Sunday, October 4, 2015

Recipe Time: Silverbeet, feta, caramelised onion and salami parcels.

The weather is warming up and with that comes a renewed vigour of health(ier) choices for eating and working out. Alex and I have signed up for the gym again, and with that, making better choices with food is the obvious next step. We're both pretty guilty of over indulging and eating out during the bad weather, the cold weather makes me practically sedentary! So, while the warm weather brings the sweats, sunburn and afternoon naps, hopefully it means more healthy eating and exercising too!

Tonight I kinda flew by the seat of my pants, I had an idea of what I wanted to make, and it kind of turned out a totally different way. Oh well, these things happen! It was a happy accident, I actually really enjoyed what I created and I am sure it's going to be something I make more of in the future. 

Silverbeet, caramelised onion, salami & feta parcels.
Caramelised onion*
2 tablespoons olive oil
1 bunch of silverbeet, finely chopped
2 cloves of garlic, crushed
100g of spicy salami, I used Chorizo salami
1/2 cup crumbled feta cheese
1 packet of rye Mountain Bread wraps
1 shallot, finely chopped
2 tsp of chopped parsely
*Caramelised onion can be made beforehand, it's a simple tasty addition that can be left out but I think it brings the dish to a whole new level. The recipe will be at the bottom of the post!

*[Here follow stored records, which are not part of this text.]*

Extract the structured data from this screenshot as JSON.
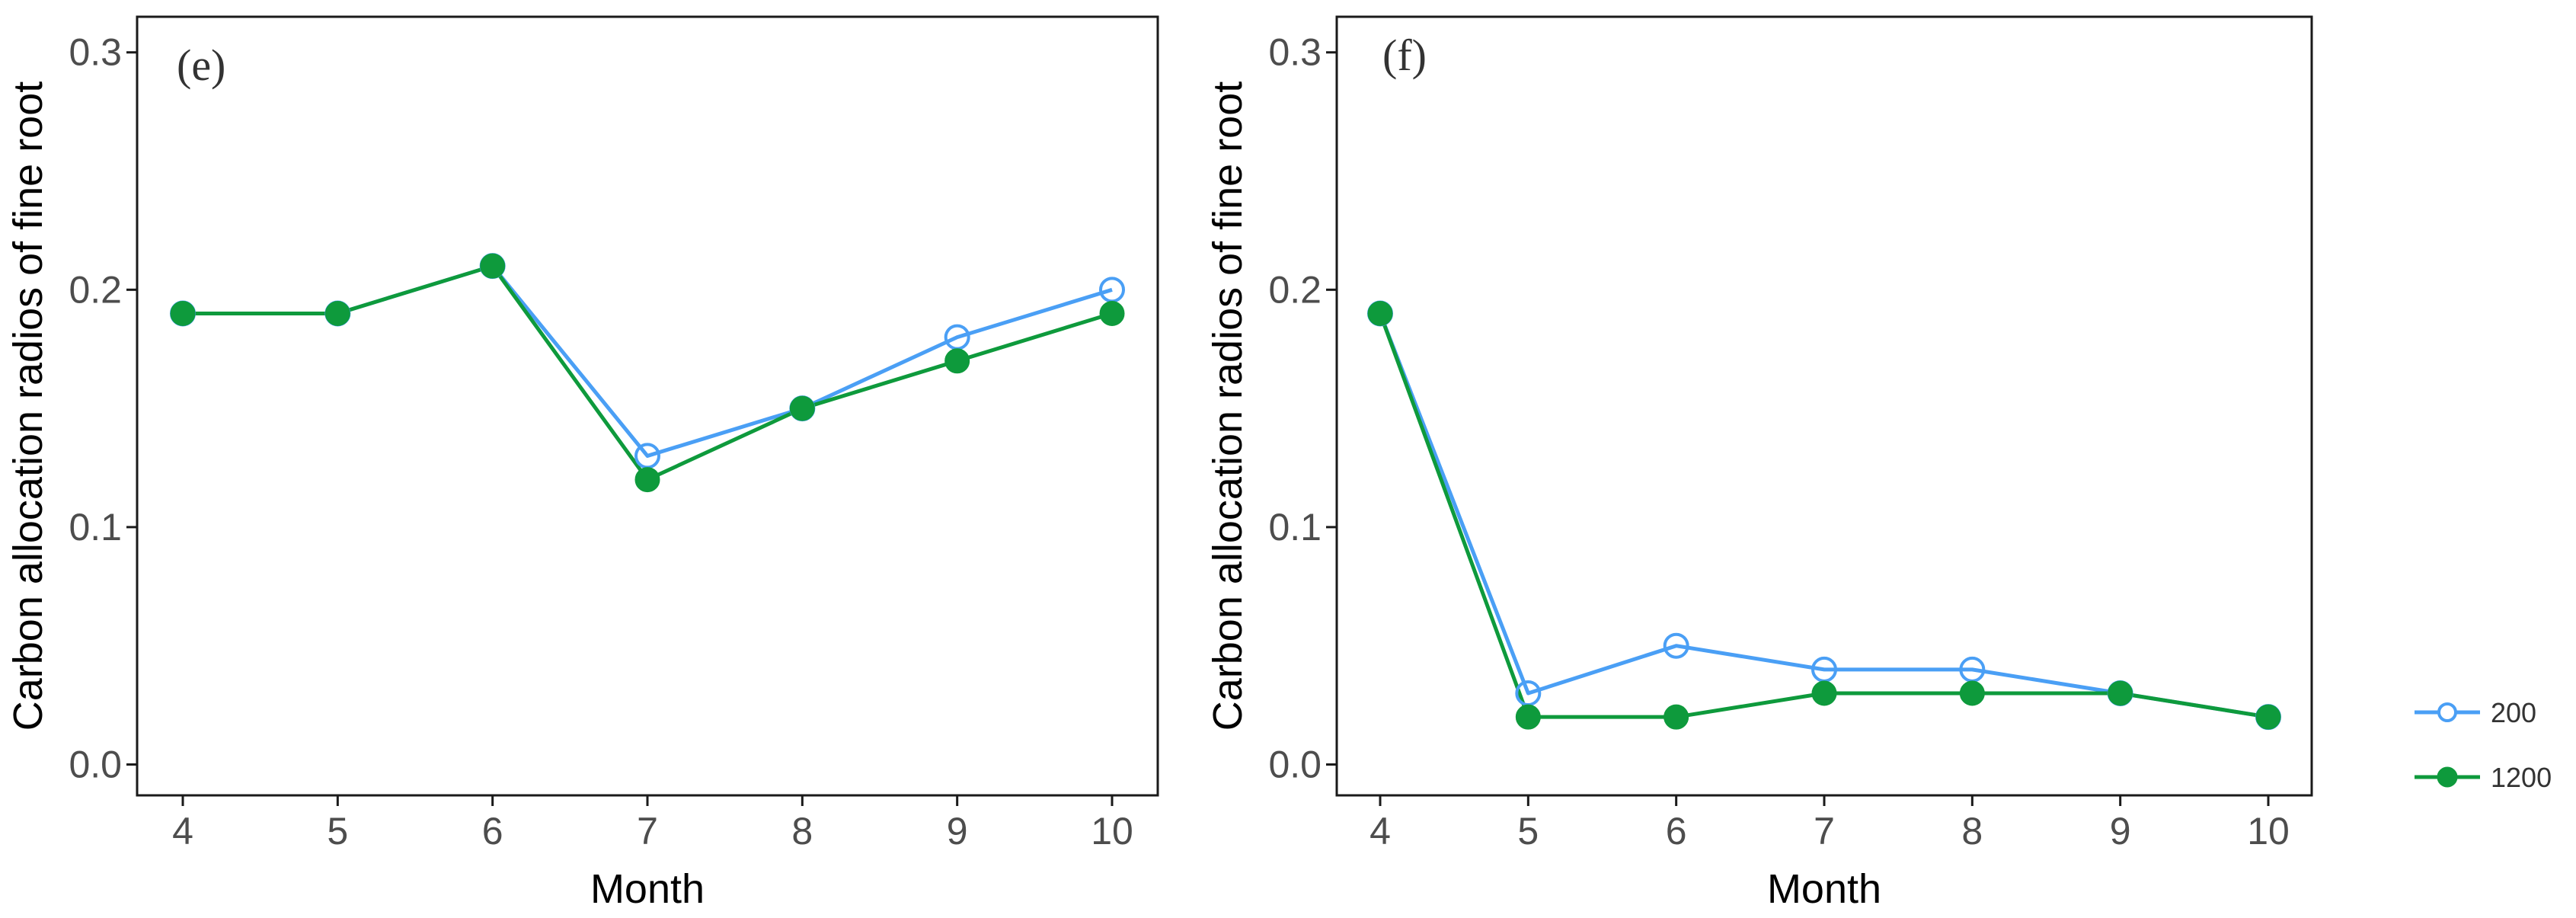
{
  "chart_data": [
    {
      "type": "line",
      "panel_label": "(e)",
      "xlabel": "Month",
      "ylabel": "Carbon allocation radios of fine root",
      "x": [
        4,
        5,
        6,
        7,
        8,
        9,
        10
      ],
      "xticks": [
        "4",
        "5",
        "6",
        "7",
        "8",
        "9",
        "10"
      ],
      "ylim": [
        -0.013,
        0.315
      ],
      "yticks": [
        "0.0",
        "0.1",
        "0.2",
        "0.3"
      ],
      "grid": false,
      "series": [
        {
          "name": "200",
          "values": [
            0.19,
            0.19,
            0.21,
            0.13,
            0.15,
            0.18,
            0.2
          ]
        },
        {
          "name": "1200",
          "values": [
            0.19,
            0.19,
            0.21,
            0.12,
            0.15,
            0.17,
            0.19
          ]
        }
      ]
    },
    {
      "type": "line",
      "panel_label": "(f)",
      "xlabel": "Month",
      "ylabel": "Carbon allocation radios of fine root",
      "x": [
        4,
        5,
        6,
        7,
        8,
        9,
        10
      ],
      "xticks": [
        "4",
        "5",
        "6",
        "7",
        "8",
        "9",
        "10"
      ],
      "ylim": [
        -0.013,
        0.315
      ],
      "yticks": [
        "0.0",
        "0.1",
        "0.2",
        "0.3"
      ],
      "grid": false,
      "series": [
        {
          "name": "200",
          "values": [
            0.19,
            0.03,
            0.05,
            0.04,
            0.04,
            0.03,
            0.02
          ]
        },
        {
          "name": "1200",
          "values": [
            0.19,
            0.02,
            0.02,
            0.03,
            0.03,
            0.03,
            0.02
          ]
        }
      ]
    }
  ],
  "legend": {
    "placement": "right",
    "entries": [
      {
        "label": "200",
        "marker": "open-circle"
      },
      {
        "label": "1200",
        "marker": "filled-circle"
      }
    ]
  },
  "colors": {
    "series_200": "#4a9ff5",
    "series_1200": "#0e9a3c",
    "axis": "#1a1a1a"
  }
}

1. Heat olive oil in a large fryingpan over medium heat, add silverbeet, shallots, parsely & garlic and saute until the silverbeet is wilted. 
2. Spread some silverbeet mix on the rye sheet, top with caramelised onions, salami, crumbled feta and fold the wrap up to form a parcel.
3. Place parcel onto frying pan, and cook over medium high heat until toasty and golden brown, flip and cook the other side.
4. Serve with a lemon wedge, and salad if you're feeling particularly peckish. Yum!

*Caramelised onions*
3 large red or brown onions
2 tablespoons of olive oil
2 tablespoons of brown sugar
1 - 2 tablespoons of balsamic vinegar

How to:
1. Heat oil in a medium saucepan over low heat. The goal here is to cook the onions very slowly to bring out their natural sweetness, try to resist upping the heat or you'll just get that onion-y taste. Chop each onion in half & finely slice, to create half rings. Add onions to pot and stir to coat in oil. Stir occasionally, making sure the onions don't catch or go brown, it should take about 15 - 20mins.
2. When the onions are soft, see through and slightly golden, add the balsamic vinegar and sugar, this will begin the caramelisation process. Cook for another 10 minutes until sticky & sweet. 
These can be stored in an airtight jar or container in the fridge for up to three weeks, and are a great addition to cold cuts, cheese platters and burgers. Delish!